Son œuvre est le résultat d’une pratique régulière presque quotidienne. Munie d’un petit appareil léger et compact qu’elle emporte partout et garde sur elle en permanence, elle est à la recherche de « petits événements ». Dans son quotidien, dans ses déplacements, lors de voyages ou simplement au cours de promenades, elle guette des petits faits, des gens, des lieux, qui décideront de la photographie.

Des conditions de lumières particulières, des scènes souvent anodines, la guident et appellent une photographie. Elle photographie au hasard des rencontres, sans préméditation, sans mise en scène. Et même si elle se raconte des histoires en regardant ce qui se déroule devant elle, le présent suspendu de l’image fige le secret de leur apparition. Ces rencontres entre un état du monde fragmentaire et les glissements (de sens) du souvenir ou de l’imaginaire, produisent cette impression de mise en scène. Dans une production massive, certaines de ces images prennent corps, sortent du lot, lorsque l’opération photographique développe un mystère, un moment de suspension dans le temps, restitue une dose de « douce étrangeté ».
Dans sa série « les failles ordinaires » Géraldine Lay s’est régulièrement rendue dans les pays du nord de l’Europe : Finlande, Suède, Norvège, Ecosse, Danemark, ainsi qu’à Paris et Beauvais. Elle avait l’impression d’être à la fois dans un univers familier mais aussi d’être plongée dans un monde étrangement extra-ordinaire.
Cette série est un mélange de portraits, d’objets trouvés et de paysages. Elle photographie les passants comme s’ils étaient les acteurs d’une scène, les lieux comme s’ils étaient des décors de cinéma. Rien ne relie les villes qu’elle a parcourues, seul son imaginaire construit entre elles, un récit improbable, une autre fiction. Les passants semblent jouer une pièce indéterminée, comme si chacun se mettait à vivre un songe fugitif.

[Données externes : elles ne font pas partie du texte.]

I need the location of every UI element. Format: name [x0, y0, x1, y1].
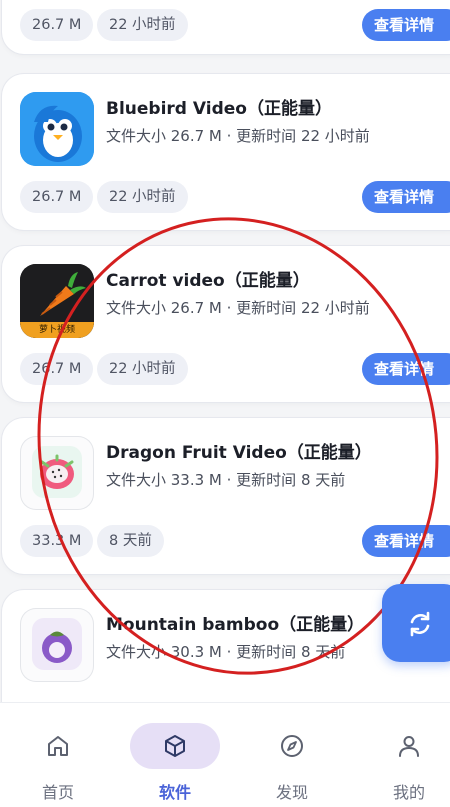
view-details-button[interactable]: 查看详情: [362, 9, 450, 41]
mangosteen-app-icon: [20, 608, 94, 682]
time-chip: 8 天前: [97, 525, 164, 557]
nav-label: 发现: [275, 783, 308, 802]
app-meta: 文件大小 26.7 M · 更新时间 22 小时前: [106, 127, 370, 145]
app-card[interactable]: 26.7 M 22 小时前 查看详情: [2, 0, 450, 54]
view-details-button[interactable]: 查看详情: [362, 181, 450, 213]
app-card[interactable]: Dragon Fruit Video（正能量） 文件大小 33.3 M · 更新…: [2, 418, 450, 574]
view-details-button[interactable]: 查看详情: [362, 353, 450, 385]
nav-label: 我的: [392, 783, 425, 802]
app-meta: 文件大小 26.7 M · 更新时间 22 小时前: [106, 299, 370, 317]
time-chip: 22 小时前: [97, 181, 188, 213]
home-icon: [48, 736, 68, 756]
nav-item-discover[interactable]: 发现: [247, 703, 337, 807]
dragon-fruit-app-icon: [20, 436, 94, 510]
user-icon: [399, 736, 419, 757]
app-name: Carrot video（正能量）: [106, 271, 310, 291]
nav-item-mine[interactable]: 我的: [364, 703, 450, 807]
app-name: Mountain bamboo（正能量）: [106, 615, 365, 635]
nav-label: 软件: [158, 783, 191, 802]
carrot-app-icon: 萝卜视频: [20, 264, 94, 338]
app-card[interactable]: 萝卜视频 Carrot video（正能量） 文件大小 26.7 M · 更新时…: [2, 246, 450, 402]
refresh-button[interactable]: [382, 584, 450, 662]
nav-item-software[interactable]: 软件: [130, 703, 220, 807]
bluebird-app-icon: [20, 92, 94, 166]
time-chip: 22 小时前: [97, 9, 188, 41]
nav-label: 首页: [41, 783, 74, 802]
size-chip: 33.3 M: [20, 525, 94, 557]
app-meta: 文件大小 30.3 M · 更新时间 8 天前: [106, 643, 346, 661]
size-chip: 26.7 M: [20, 181, 94, 213]
app-card[interactable]: Bluebird Video（正能量） 文件大小 26.7 M · 更新时间 2…: [2, 74, 450, 230]
time-chip: 22 小时前: [97, 353, 188, 385]
size-chip: 26.7 M: [20, 353, 94, 385]
app-name: Dragon Fruit Video（正能量）: [106, 443, 372, 463]
app-meta: 文件大小 33.3 M · 更新时间 8 天前: [106, 471, 346, 489]
view-details-button[interactable]: 查看详情: [362, 525, 450, 557]
app-name: Bluebird Video（正能量）: [106, 99, 332, 119]
refresh-icon: [410, 611, 430, 637]
bottom-nav: 首页 软件 发现 我的: [0, 702, 450, 807]
cube-icon: [165, 735, 185, 757]
compass-icon: [281, 735, 303, 757]
nav-item-home[interactable]: 首页: [13, 703, 103, 807]
size-chip: 26.7 M: [20, 9, 94, 41]
app-icon-caption: 萝卜视频: [38, 325, 75, 335]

Sa photographie parle aussi de l’histoire propre de la rencontre entre l’artiste et la ville, du moment où se révèle l’étrangeté d’une ville quand on la découvre.

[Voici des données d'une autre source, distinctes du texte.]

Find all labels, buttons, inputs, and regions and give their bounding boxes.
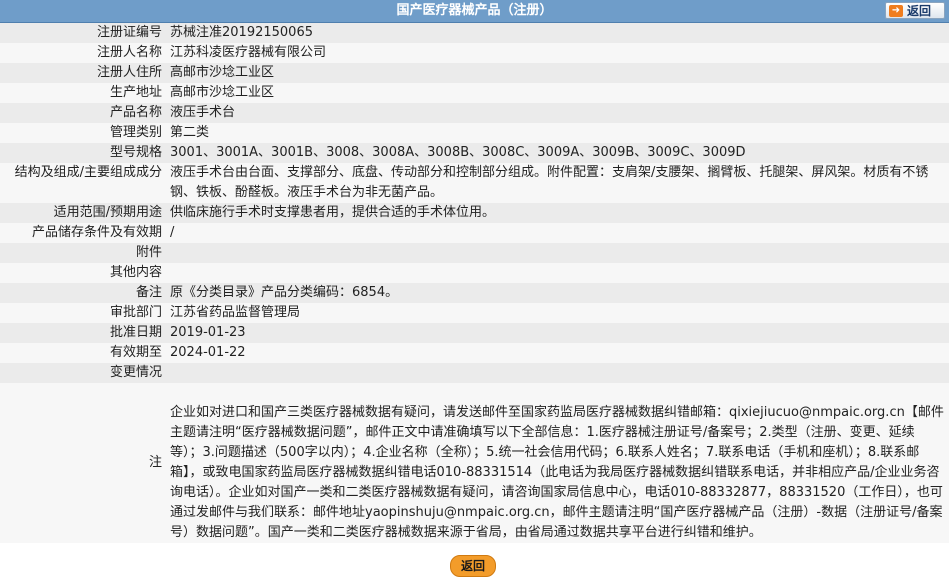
back-button-bottom[interactable]: 返回 [450, 555, 496, 577]
field-label: 管理类别 [0, 123, 168, 143]
field-value: 供临床施行手术时支撑患者用，提供合适的手术体位用。 [168, 203, 949, 223]
table-row: 结构及组成/主要组成成分 液压手术台由台面、支撑部分、底盘、传动部分和控制部分组成… [0, 163, 949, 203]
field-value: 高邮市沙埝工业区 [168, 83, 949, 103]
field-label: 型号规格 [0, 143, 168, 163]
field-label: 注册人住所 [0, 63, 168, 83]
field-label: 有效期至 [0, 343, 168, 363]
field-label: 生产地址 [0, 83, 168, 103]
field-label: 变更情况 [0, 363, 168, 383]
field-value: / [168, 223, 949, 243]
table-row: 注册人名称 江苏科凌医疗器械有限公司 [0, 43, 949, 63]
field-value: 江苏科凌医疗器械有限公司 [168, 43, 949, 63]
field-label: 结构及组成/主要组成成分 [0, 163, 168, 203]
table-row: 型号规格 3001、3001A、3001B、3008、3008A、3008B、30… [0, 143, 949, 163]
field-label: 审批部门 [0, 303, 168, 323]
field-value: 江苏省药品监督管理局 [168, 303, 949, 323]
field-value: 企业如对进口和国产三类医疗器械数据有疑问，请发送邮件至国家药监局医疗器械数据纠错… [168, 383, 949, 543]
back-arrow-icon: ➜ [889, 4, 903, 17]
page-footer: 返回 [0, 543, 949, 577]
field-label: 注册证编号 [0, 23, 168, 43]
field-value: 第二类 [168, 123, 949, 143]
table-row: 管理类别 第二类 [0, 123, 949, 143]
field-value: 高邮市沙埝工业区 [168, 63, 949, 83]
table-row: 变更情况 [0, 363, 949, 383]
field-value [168, 263, 949, 283]
table-row: 批准日期 2019-01-23 [0, 323, 949, 343]
table-row: 备注 原《分类目录》产品分类编码：6854。 [0, 283, 949, 303]
field-value: 液压手术台 [168, 103, 949, 123]
field-label: 其他内容 [0, 263, 168, 283]
table-row: 产品名称 液压手术台 [0, 103, 949, 123]
field-value: 2019-01-23 [168, 323, 949, 343]
field-value: 液压手术台由台面、支撑部分、底盘、传动部分和控制部分组成。附件配置：支肩架/支腰… [168, 163, 949, 203]
field-label: 适用范围/预期用途 [0, 203, 168, 223]
table-row: 生产地址 高邮市沙埝工业区 [0, 83, 949, 103]
table-row: 适用范围/预期用途 供临床施行手术时支撑患者用，提供合适的手术体位用。 [0, 203, 949, 223]
field-label: 产品储存条件及有效期 [0, 223, 168, 243]
back-button-label: 返回 [907, 4, 932, 18]
field-label: 批准日期 [0, 323, 168, 343]
table-row: 附件 [0, 243, 949, 263]
table-row: 注册证编号 苏械注准20192150065 [0, 23, 949, 43]
page-header: 国产医疗器械产品（注册） ➜ 返回 [0, 0, 949, 23]
field-label: 备注 [0, 283, 168, 303]
field-label: 产品名称 [0, 103, 168, 123]
field-value: 2024-01-22 [168, 343, 949, 363]
field-value [168, 243, 949, 263]
field-value: 原《分类目录》产品分类编码：6854。 [168, 283, 949, 303]
table-row: 产品储存条件及有效期 / [0, 223, 949, 243]
page-title: 国产医疗器械产品（注册） [396, 3, 553, 18]
field-value [168, 363, 949, 383]
field-label: 注 [0, 383, 168, 543]
table-row: 审批部门 江苏省药品监督管理局 [0, 303, 949, 323]
table-row: 注册人住所 高邮市沙埝工业区 [0, 63, 949, 83]
detail-table: 注册证编号 苏械注准20192150065 注册人名称 江苏科凌医疗器械有限公司 注册人… [0, 23, 949, 543]
field-label: 注册人名称 [0, 43, 168, 63]
field-value: 苏械注准20192150065 [168, 23, 949, 43]
table-row: 其他内容 [0, 263, 949, 283]
field-value: 3001、3001A、3001B、3008、3008A、3008B、3008C、… [168, 143, 949, 163]
table-row-note: 注 企业如对进口和国产三类医疗器械数据有疑问，请发送邮件至国家药监局医疗器械数据… [0, 383, 949, 543]
back-button-top[interactable]: ➜ 返回 [885, 2, 945, 19]
field-label: 附件 [0, 243, 168, 263]
table-row: 有效期至 2024-01-22 [0, 343, 949, 363]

Ce travail fait l’objet d’une ouvrage « Les failles ordinaires » édité par Actes-sud avec la participation du Château d’Eau.

« On arrive dans une ville. Ce n’est plus notre ciel, ce ne sont plus les rues qu’on connaît. La couleur même est différente : la vieille brique, et ce que la ville témoigne d’histoire,la vieille et usante histoire des hommes – à Beauvais c’est depuis si longtemps – et des sculpteurs de cathédrale aux tisseurs de tapisserie (Beauvais « ville drapante », Beauvais ville de l’indienne) tout a fait trace. Mais est-ce qu’on ne vit pas ici comme n’importe où ailleurs ?

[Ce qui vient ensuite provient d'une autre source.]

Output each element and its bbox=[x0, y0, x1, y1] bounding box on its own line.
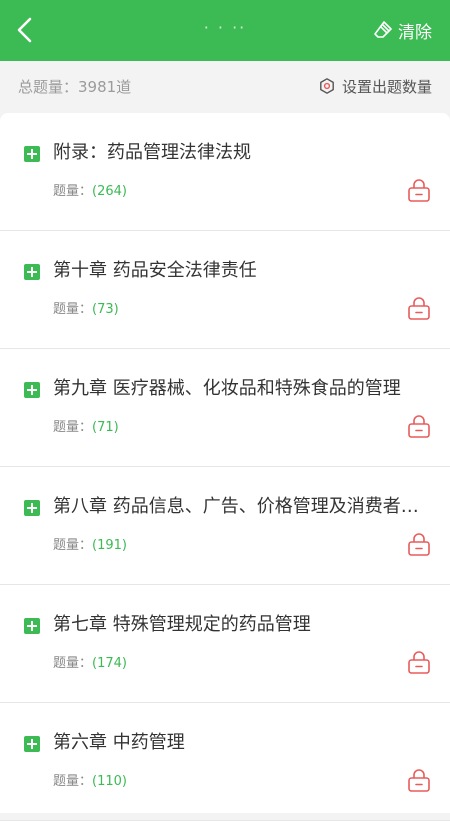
lock-icon bbox=[408, 533, 430, 556]
count-label: 题量： bbox=[53, 420, 93, 435]
chapter-title: 第六章 中药管理 bbox=[53, 732, 185, 753]
chapter-item[interactable]: 附录：药品管理法律法规 题量：(264) bbox=[0, 113, 450, 231]
lock-icon bbox=[408, 179, 430, 202]
page-title: · · ·· bbox=[203, 18, 247, 37]
eraser-icon bbox=[374, 21, 392, 38]
count-label: 题量： bbox=[53, 538, 93, 553]
chevron-left-icon bbox=[17, 17, 32, 43]
chapter-item[interactable]: 第六章 中药管理 题量：(110) bbox=[0, 703, 450, 821]
count-label: 题量： bbox=[53, 184, 93, 199]
clear-label: 清除 bbox=[398, 22, 432, 43]
count-value: (110) bbox=[92, 774, 127, 789]
chapter-item[interactable]: 第九章 医疗器械、化妆品和特殊食品的管理 题量：(71) bbox=[0, 349, 450, 467]
chapter-list: 附录：药品管理法律法规 题量：(264) 第十章 药品安全法律责任 题量：(73… bbox=[0, 113, 450, 821]
chapter-title: 第七章 特殊管理规定的药品管理 bbox=[53, 614, 311, 635]
chapter-item[interactable]: 第十章 药品安全法律责任 题量：(73) bbox=[0, 231, 450, 349]
count-label: 题量： bbox=[53, 774, 93, 789]
count-value: (73) bbox=[92, 302, 119, 317]
count-value: (264) bbox=[92, 184, 127, 199]
total-question-count: 总题量：3981道 bbox=[18, 77, 132, 96]
question-count: 题量：(73) bbox=[53, 301, 119, 319]
clear-button[interactable]: 清除 bbox=[373, 17, 432, 43]
question-count: 题量：(174) bbox=[53, 655, 127, 673]
count-value: (174) bbox=[92, 656, 127, 671]
gear-icon bbox=[320, 78, 334, 94]
app-header: · · ·· 清除 bbox=[0, 0, 450, 61]
expand-plus-icon[interactable] bbox=[24, 382, 40, 398]
chapter-item[interactable]: 第七章 特殊管理规定的药品管理 题量：(174) bbox=[0, 585, 450, 703]
expand-plus-icon[interactable] bbox=[24, 618, 40, 634]
count-label: 题量： bbox=[53, 302, 93, 317]
lock-icon bbox=[408, 415, 430, 438]
count-value: (71) bbox=[92, 420, 119, 435]
lock-icon bbox=[408, 297, 430, 320]
expand-plus-icon[interactable] bbox=[24, 264, 40, 280]
set-question-count-label: 设置出题数量 bbox=[341, 77, 432, 96]
chapter-title: 第十章 药品安全法律责任 bbox=[53, 260, 257, 281]
back-button[interactable] bbox=[10, 14, 42, 46]
question-count: 题量：(110) bbox=[53, 773, 127, 791]
chapter-item[interactable]: 第八章 药品信息、广告、价格管理及消费者… 题量：(191) bbox=[0, 467, 450, 585]
chapter-title: 第八章 药品信息、广告、价格管理及消费者… bbox=[53, 496, 419, 517]
question-count: 题量：(264) bbox=[53, 183, 127, 201]
count-value: (191) bbox=[92, 538, 127, 553]
lock-icon bbox=[408, 651, 430, 674]
chapter-title: 附录：药品管理法律法规 bbox=[53, 142, 251, 163]
question-count: 题量：(71) bbox=[53, 419, 119, 437]
question-count: 题量：(191) bbox=[53, 537, 127, 555]
expand-plus-icon[interactable] bbox=[24, 736, 40, 752]
summary-bar: 总题量：3981道 设置出题数量 bbox=[0, 61, 450, 111]
chapter-title: 第九章 医疗器械、化妆品和特殊食品的管理 bbox=[53, 378, 401, 399]
lock-icon bbox=[408, 769, 430, 792]
count-label: 题量： bbox=[53, 656, 93, 671]
expand-plus-icon[interactable] bbox=[24, 146, 40, 162]
expand-plus-icon[interactable] bbox=[24, 500, 40, 516]
set-question-count-button[interactable]: 设置出题数量 bbox=[318, 76, 432, 97]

Qu’est-ce que le présent ? Est-ce qu’il indique une continuité, un art de vivre, est-ce qu’il rassure sur nous-mêmes ? Que nous disent les autres, ceux que pour l’instant on ne connaît pas, le croisement bref des regards, la façon dont on s’assemble, juste ici où on est, cette patinoire dressée sur une place ?
La photographie fascine, parce qu’elle nous prouve optiquement, chimiquement, que ce qu’on voit existe, a du moins existé à l’instant précis dont l’image est la trace. Bien sûr, l’art du photographe est de jouer de cette contrainte : on peut mettre en scène l’instant, travailler sur des séries de temps qui le décomposent et ainsi de suite. Il y a tant d’images qui interdisent d’en revenir à la réalité qu’elles supposent : Géraldine Lay appelle cela des failles. » François Bon

Repères biographiques
Géraldine Lay, née en 1972 à Mâcon, vit et travaille à Arles. Diplômée de l’Ecole Nationale de la Photographie en 1997, son travail est représenté depuis le printemps 2005 par la Galerie Le Reverbère, Lyon. Elle est responsable de fabrication aux Editions Actes Sud.
L’exposition a été réalisée avec la collaboration de la Galerie La Réverbère de Lyon, et Diaphane, Beauvais.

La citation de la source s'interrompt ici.